5 - Os fundamentos dos três arestos mencionados, que julgaram inconstitucional a norma do artigo 3.º do Decreto-Lei n.º 39/81, podem sintetizar-se nos seguintes termos: a) Antes da revisão constitucional de 1982 eram frequentes no nosso ordenamento jurídico normas com a do citado artigo 3.º do Decreto-Lei n.º 39/81, de 7 de Março, isto é, preceitos nos termos dos quais as dúvidas suscitadas na execução dos diplomas legais em que estavam inseridos seriam resolvidas por despachos ministeriais. Aquelas normas eram havidas como constitucionalmente legítimas, à luz da versão originária da Constituição de1976; b) O artigo 3.º do Decreto-Lei n.º 39/81, tendo sido editado antes da Lei Constitucional de 1982, não era, pois, passível de qualquer censura no plano da constitucionalidade, o mesmo acontecendo com o Despacho Normativo n.º 180/81, uma vez que também este viu a luz do dia antes da Lei Constitucional n.º 1/82, de 30 de Setembro; c) Mas, com a publicação da Lei Constitucional n.º 1/82, e mais concretamente por força do artigo 115.º, n.º 5, da Constituição - preceito aditado por aquela -, a norma do artigo 3.º do Decreto-Lei n.º 39/81 tornou-se supervenientemente inconstitucional (com efeitos a partir da entrada em vigor daquela lei constitucional). E isto por aquele preceito da lei fundamental veio inconstitucionalizar os 'actos de outra natureza', isto é, os actos de natureza diferente das leis, com o poder de, com eficácia externa, interpretar qualquer dos preceitos contidos em lei.

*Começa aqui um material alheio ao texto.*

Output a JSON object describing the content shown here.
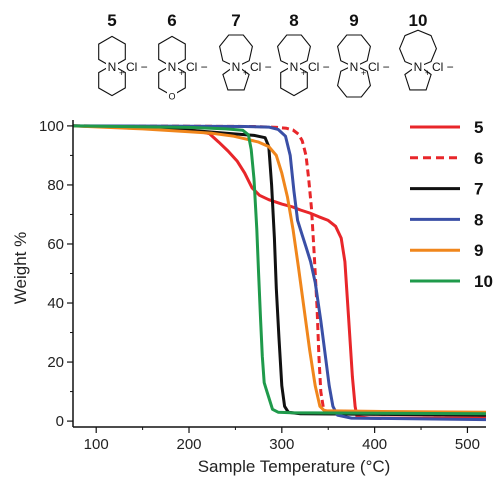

Além disso, acolhendo a doutrina de Gomes Canotilho/Vital Moreira, esclarecem os mencionados arestos que 'a proibição de actos interpretativos ou integrativos das leis não exclui obviamente todos os actos interpretativos ou integrativos, mesmo com eficácia externa. O que se pretende proibir é a interpretação (ou integração) autêntica das leis através de actos normativos não legislativos, seja de natureza administrativa (ex.: regulamentos), seja de natureza jurisdicional (ex.: sentenças) [...] Proíbe-se também a interpretação (ou integração) autêntica da lei através de actos administrativos (ex.: despachos normativos), os quais, portanto, só podem ter eficácia interna, em relação aos próprios serviços administrativos' (cf. Constituição da República Portuguesa Anotada, vol. II, 2.' ed., Coimbra, Coimbra Editora, 1985, pp. 62 e 63); d) Todavia, o Despacho Normativo n.º 180/81, publicado no Diário da República, 1.' série, n.º 165, de 21 de Julho de 1981 - que contém disposições interpretativas do Decreto-Lei n.º 39/81 e foi emitido ao abrigo da habilitação constante do artigo 3.º deste diploma legal -, não é supervenientemente inconstitucional, já que não lhe é directamente aplicável o artigo 115.º, n.º 5, da Constituição, e a sua inconstitucionalidade também não pode derivar da inconstitucionalidade da norma do artigo 3.º do Decreto-Lei n.º 39/81.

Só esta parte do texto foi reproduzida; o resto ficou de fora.